Controllable Safety Alignment: Inference-Time Adaptation to Diverse Safety Requirements

Published 11 Oct 2024 in cs.CL and cs.AI | (2410.08968v2)

Abstract: The current paradigm for safety alignment of LLMs follows a one-size-fits-all approach: the model refuses to interact with any content deemed unsafe by the model provider. This approach lacks flexibility in the face of varying social norms across cultures and regions. In addition, users may have diverse safety needs, making a model with static safety standards too restrictive to be useful, as well as too costly to be re-aligned. We propose Controllable Safety Alignment (CoSA), a framework designed to adapt models to diverse safety requirements without re-training. Instead of aligning a fixed model, we align models to follow safety configs -- free-form natural language descriptions of the desired safety behaviors -- that are provided as part of the system prompt. To adjust model safety behavior, authorized users only need to modify such safety configs at inference time. To enable that, we propose CoSAlign, a data-centric method for aligning LLMs to easily adapt to diverse safety configs. Furthermore, we devise a novel controllability evaluation protocol that considers both helpfulness and configured safety, summarizing them into CoSA-Score, and construct CoSApien, a human-authored benchmark that consists of real-world LLM use cases with diverse safety requirements and corresponding evaluation prompts. We show that CoSAlign leads to substantial gains of controllability over strong baselines including in-context alignment. Our framework encourages better representation and adaptation to pluralistic human values in LLMs, and thereby increasing their practicality.

Abstract PDF HTML Upgrade to Chat

Summary

The paper introduces CoSA, a framework that adapts large language models to diverse safety requirements at inference time without retraining.
It employs CtrlSafe-FT to train models with a broad range of safety configurations, allowing dynamic customization through natural language instructions.
The study validates its approach using CoSA-Score and CoSA-Bench, demonstrating significant improvements over traditional safety alignment methods.

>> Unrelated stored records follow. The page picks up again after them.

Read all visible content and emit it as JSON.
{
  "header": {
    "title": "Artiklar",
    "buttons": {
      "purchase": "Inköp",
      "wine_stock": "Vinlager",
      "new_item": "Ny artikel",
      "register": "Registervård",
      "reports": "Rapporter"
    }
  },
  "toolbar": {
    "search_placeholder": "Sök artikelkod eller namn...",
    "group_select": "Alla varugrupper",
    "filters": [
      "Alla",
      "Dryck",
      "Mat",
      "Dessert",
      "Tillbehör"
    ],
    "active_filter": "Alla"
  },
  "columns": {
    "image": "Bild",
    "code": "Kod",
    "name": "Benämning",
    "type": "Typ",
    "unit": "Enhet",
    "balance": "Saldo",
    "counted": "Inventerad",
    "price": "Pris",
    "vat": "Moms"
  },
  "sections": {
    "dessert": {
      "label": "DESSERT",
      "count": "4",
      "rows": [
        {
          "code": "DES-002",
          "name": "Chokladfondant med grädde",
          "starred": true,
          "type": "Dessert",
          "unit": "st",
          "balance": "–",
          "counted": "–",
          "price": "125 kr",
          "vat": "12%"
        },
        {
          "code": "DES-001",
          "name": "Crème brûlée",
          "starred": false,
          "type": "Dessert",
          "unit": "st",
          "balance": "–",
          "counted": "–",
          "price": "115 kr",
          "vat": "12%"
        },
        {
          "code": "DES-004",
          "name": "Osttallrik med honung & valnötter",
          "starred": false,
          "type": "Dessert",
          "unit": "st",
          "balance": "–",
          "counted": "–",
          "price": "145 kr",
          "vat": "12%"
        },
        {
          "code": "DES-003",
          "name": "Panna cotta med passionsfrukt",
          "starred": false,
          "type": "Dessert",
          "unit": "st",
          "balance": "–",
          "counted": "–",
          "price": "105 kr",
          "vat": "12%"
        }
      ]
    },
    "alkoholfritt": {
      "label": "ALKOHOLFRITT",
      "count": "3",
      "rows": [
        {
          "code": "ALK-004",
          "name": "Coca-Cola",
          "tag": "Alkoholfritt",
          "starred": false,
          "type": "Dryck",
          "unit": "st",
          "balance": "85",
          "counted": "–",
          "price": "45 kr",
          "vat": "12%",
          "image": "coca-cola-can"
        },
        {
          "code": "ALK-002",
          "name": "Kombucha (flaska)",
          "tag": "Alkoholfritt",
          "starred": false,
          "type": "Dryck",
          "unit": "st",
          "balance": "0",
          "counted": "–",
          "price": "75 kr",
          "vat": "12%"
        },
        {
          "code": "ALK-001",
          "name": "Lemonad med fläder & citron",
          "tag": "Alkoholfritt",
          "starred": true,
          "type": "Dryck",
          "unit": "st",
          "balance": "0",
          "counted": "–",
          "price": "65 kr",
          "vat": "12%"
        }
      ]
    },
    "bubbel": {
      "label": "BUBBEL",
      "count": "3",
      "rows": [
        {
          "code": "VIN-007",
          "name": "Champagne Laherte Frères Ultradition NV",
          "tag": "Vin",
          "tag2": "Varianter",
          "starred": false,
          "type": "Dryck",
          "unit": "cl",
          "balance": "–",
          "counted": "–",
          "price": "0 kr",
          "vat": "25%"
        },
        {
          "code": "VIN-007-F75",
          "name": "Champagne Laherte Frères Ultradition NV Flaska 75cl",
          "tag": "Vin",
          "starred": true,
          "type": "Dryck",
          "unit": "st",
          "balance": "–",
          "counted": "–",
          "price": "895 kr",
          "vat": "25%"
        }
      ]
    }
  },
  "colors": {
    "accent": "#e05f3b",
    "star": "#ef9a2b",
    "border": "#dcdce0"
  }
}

Controllable Safety Alignment: Inference-Time Adaptation to Diverse Safety Requirements

Introduction

The paper presents a novel framework, Controllable Safety Alignment (CoSA), designed to adapt LLMs to a variety of safety requirements without the need for retraining. This approach addresses the limitations of the conventional one-size-fits-all model safety alignment, which fails to account for the diverse social norms and safety needs across different cultures and applications. CoSA empowers users through safety configs—free-form natural language instructions that delineate desired safety behaviors—enabling dynamic adaptation at inference time.

Methodology

The CoSA framework comprises two primary components:

Controllable Model Creation: Using CtrlSafe-FT, models are engineered to respond to safety instructions embedded within the system prompt. This involves training LLMs with a broad spectrum of safety configs, enhancing their adaptability to varying safety demands.
Inference-Time Adaptation: Authorized users modify safety configs, facilitating model behavior customization on-the-fly without necessitating retraining. These adaptations form customized user interfaces, ensuring the model aligns with specific safety requirements.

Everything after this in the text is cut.